Patenting Your Perpetual Motion Machine

When I started this blog, I felt pretty comfortable in my conviction that perpetual motion machines were unpatentable. After all, the law is clear that an invention must be useful before it can be patented, and impossible things are not useful things.

As we have gone on this journey together, you and I, I felt I could show you the wonders and misdeeds of the human mind, safely assured that we lived in a rational universe that followed predictable rules. As a patent attorney, I am bound by two different sets of laws–the human and the physical–and I foolishly expected others to feel the same. I should have known better, and I am sorry.

Today I decided to do a search for patents that the USPTO classifies as perpetua mobilia–perpetual motion machines. Whenever a patent application is filed, some clerk classifies it according to the technologies that it represents. The classification system is extremely fine-grained, and is honestly a pretty fascinating exercise in the taxonomy of human knowledge, assuming you are a big fucking nerd like me.

Here is one example, searching the class of perpetua mobilia that allege perpetual motion of a fluid in a closed loop. You will see that, as of the time of publication, there are 73 matches. That is, seventy-three different patent applications have been filed, which the USPTO initially believed to include this specific type of physically impossible perpetual motion machine, and which have issued as patents.

Here is one of them. The gravitational turbine engine:

A picture of a track having a center shielding part. Inside the track is labeled "air." Over the track is a downward arrow labeled "water." Under the track is an upward arrow labeled "water."
USP 11,047,359, FIG. 8

As best I understand it, the idea is that the weight of gravity pulls down the water on the top, and “buoyancy” pushes the upward from the bottom, resulting in rotation of the device, which can be used to generate electricity.

What is more difficult to understand is why the “buoyancy” on the bottom would not apply to the water on top, nor why gravity would not apply to the water on the bottom. The patent claims some sort of “shielding device.”

I know fluid mechanics is tricky, but the whole point of buoyancy is that it represents the imbalance between the density of water and the density of an object floating in the water.
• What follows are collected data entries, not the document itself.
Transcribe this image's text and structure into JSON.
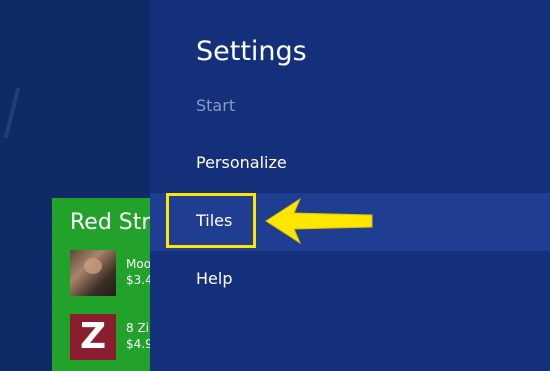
{
  "start_tile": {
    "title": "Red Stri",
    "apps": [
      {
        "name": "Moo",
        "price": "$3.4"
      },
      {
        "name": "8 Zi",
        "price": "$4.9"
      }
    ]
  },
  "settings": {
    "title": "Settings",
    "subtitle": "Start",
    "items": [
      {
        "label": "Personalize"
      },
      {
        "label": "Tiles"
      },
      {
        "label": "Help"
      }
    ]
  },
  "annotation": {
    "color": "#ffe600",
    "icon": "arrow-left-icon"
  },
  "colors": {
    "panel": "#15307a",
    "selected": "#1f3d91",
    "tile": "#23a22b",
    "background": "#0f2a66"
  }
}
Gravity is the only reason buoyancy works at all, as it pulls the heavier water down below the lighter floating object. It seems that the gravity and the buoyancy would be roughly constant around the entire loop.

I was happy to see that the patent examiner agreed with me, at least at first:

The work performed by and against gravity has to add up to zero around the loop. The system utilizes gravity to sink down objects until they come to the section of the loop effected by the ‘shielding device”. This device, without clear explanation, causes the object to pick up energy. This added energy causes the object to round the bottom of the loop and by buoyancy travel to the top of the loop. Finally, extra work is needed to cause the object to round the top of the loop and begin its gravity descent.
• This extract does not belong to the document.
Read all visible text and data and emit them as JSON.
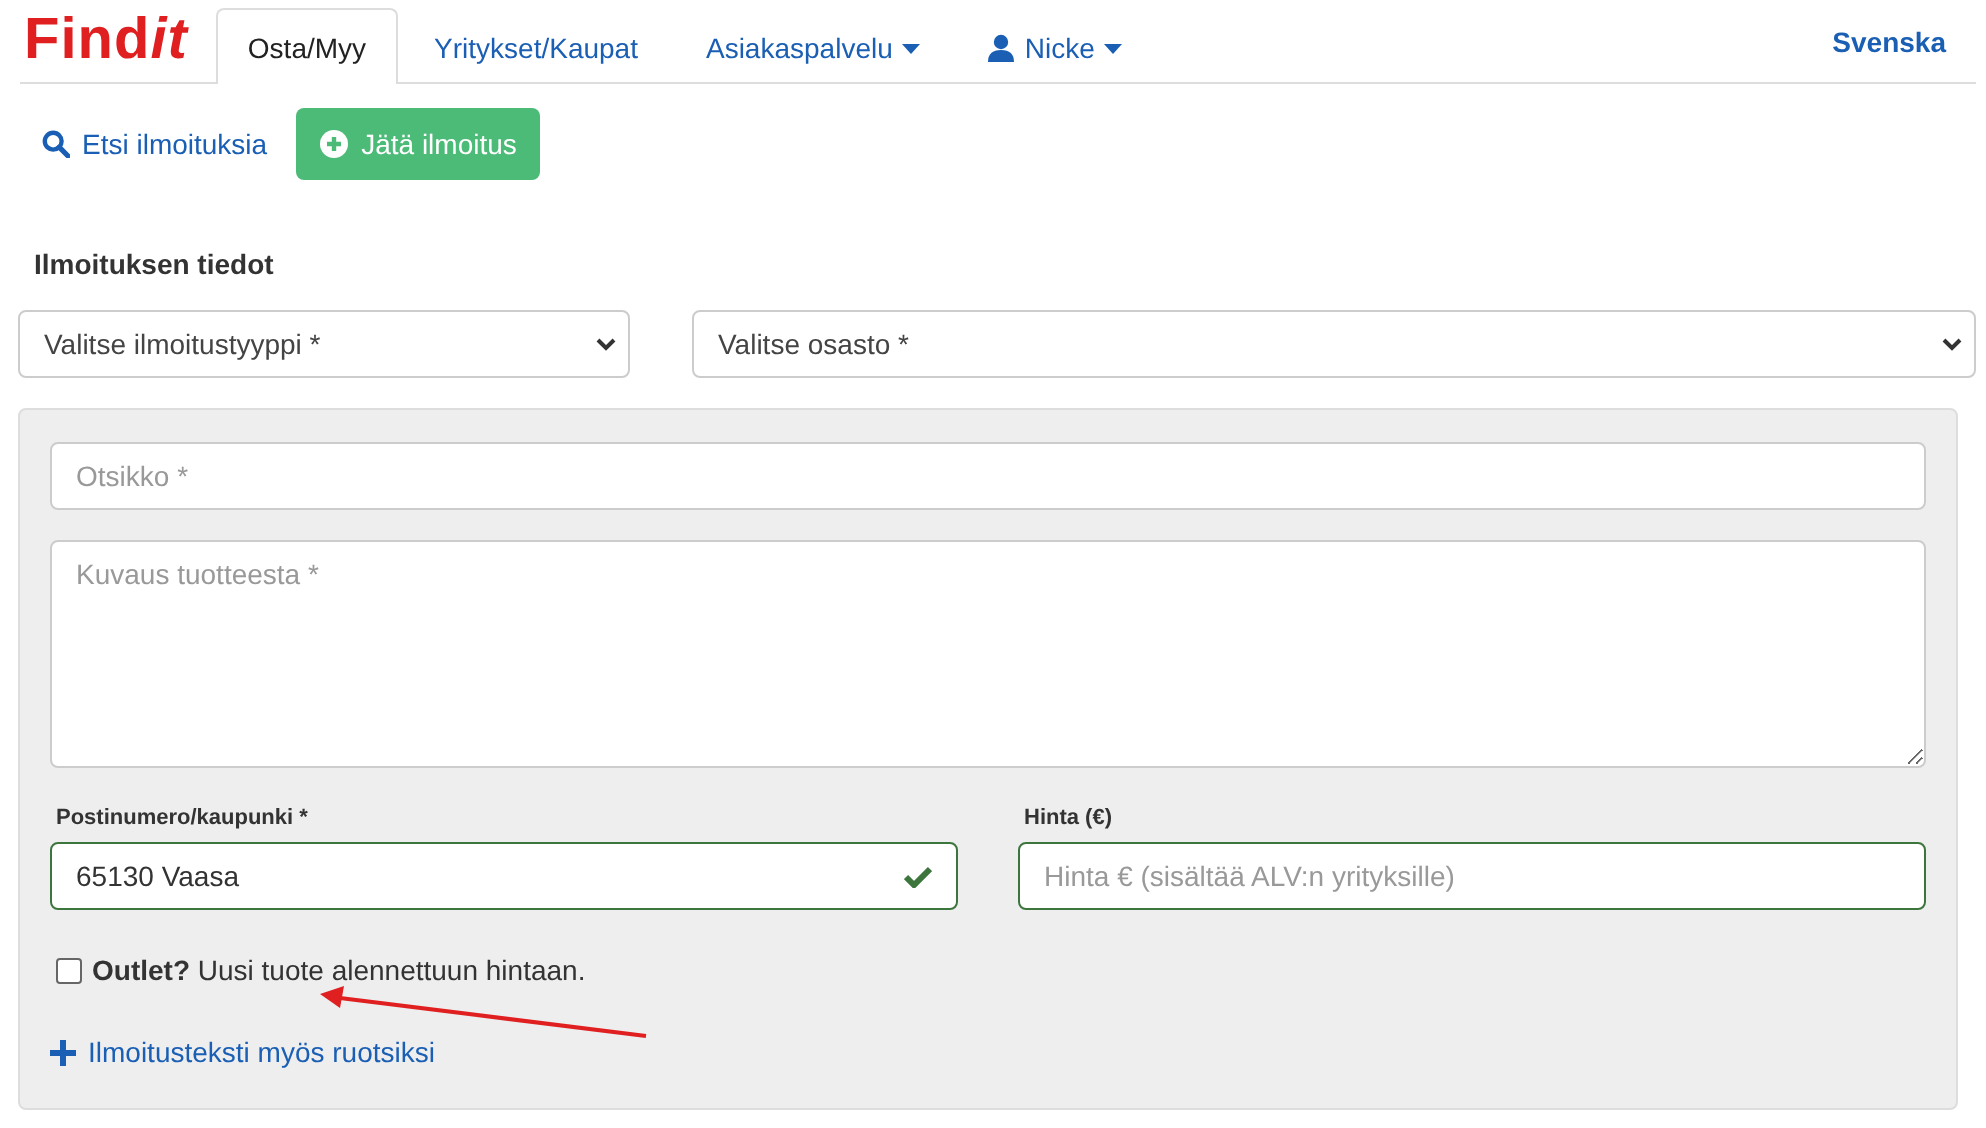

Even allowing for zero viscosity and friction the amount of work required for the loop to make one revolution has to be zero.

The Examiner has not found any motive force in the disclosure that starts and keeps moving the system.

Office Action dated October 2, 2022, in file wrapper for USP 11,047,359

So how did we get from that rejection to a patent? Well, the applicant filed four heaps of nonsense. I will include them below for your review, because I’ll be damned if I’m going to try to read and summarize them. The one alleging “technical prejudice” is pretty tempting, though.

I doubt that these arguments won the day. Instead, a new set of claims was filed and the inventor had a telephone conference with the Examiner. I don’t know what was actually said during the interview, but the interview summary states, “Claims look good which is the most important.” The Examiner’s statement for allowance then appears to take the inventor’s assertions at face value, despite the clear impossibility of the device’s function.

So the examiner basically shrugged and allowed the claims, confident that the quality assurance team wouldn’t bounce the claims for being too broad. A useless patent was issued, the examiner got his points, the “inventor” was happy, and that was the end of it.

During law school, when learning about the “utility” requirement for patentability, we discussed whether the requirement was really necessary. Assuming it’s even possible to infringe an impossible patent’s claims, why would anyone bother? One could argue that such patents are ultimately harmless. On the other hand, it is easy to imagine such a patent being used as a perpetual fundraising machine, with the imprimatur of the USPTO lending credibility to the scam.

For me though, I just find them kind of yucky.

Anyway, here are the responses filed by the applicant, in case you have an abundance of time and patience. It’s only 85 pages, with lots of pictures:

3 thoughts on “Patenting Your Perpetual Motion Machine

  1. The 85 pages are great! There’s a section describing the 2nd law of thermodynamics as a technical prejudice.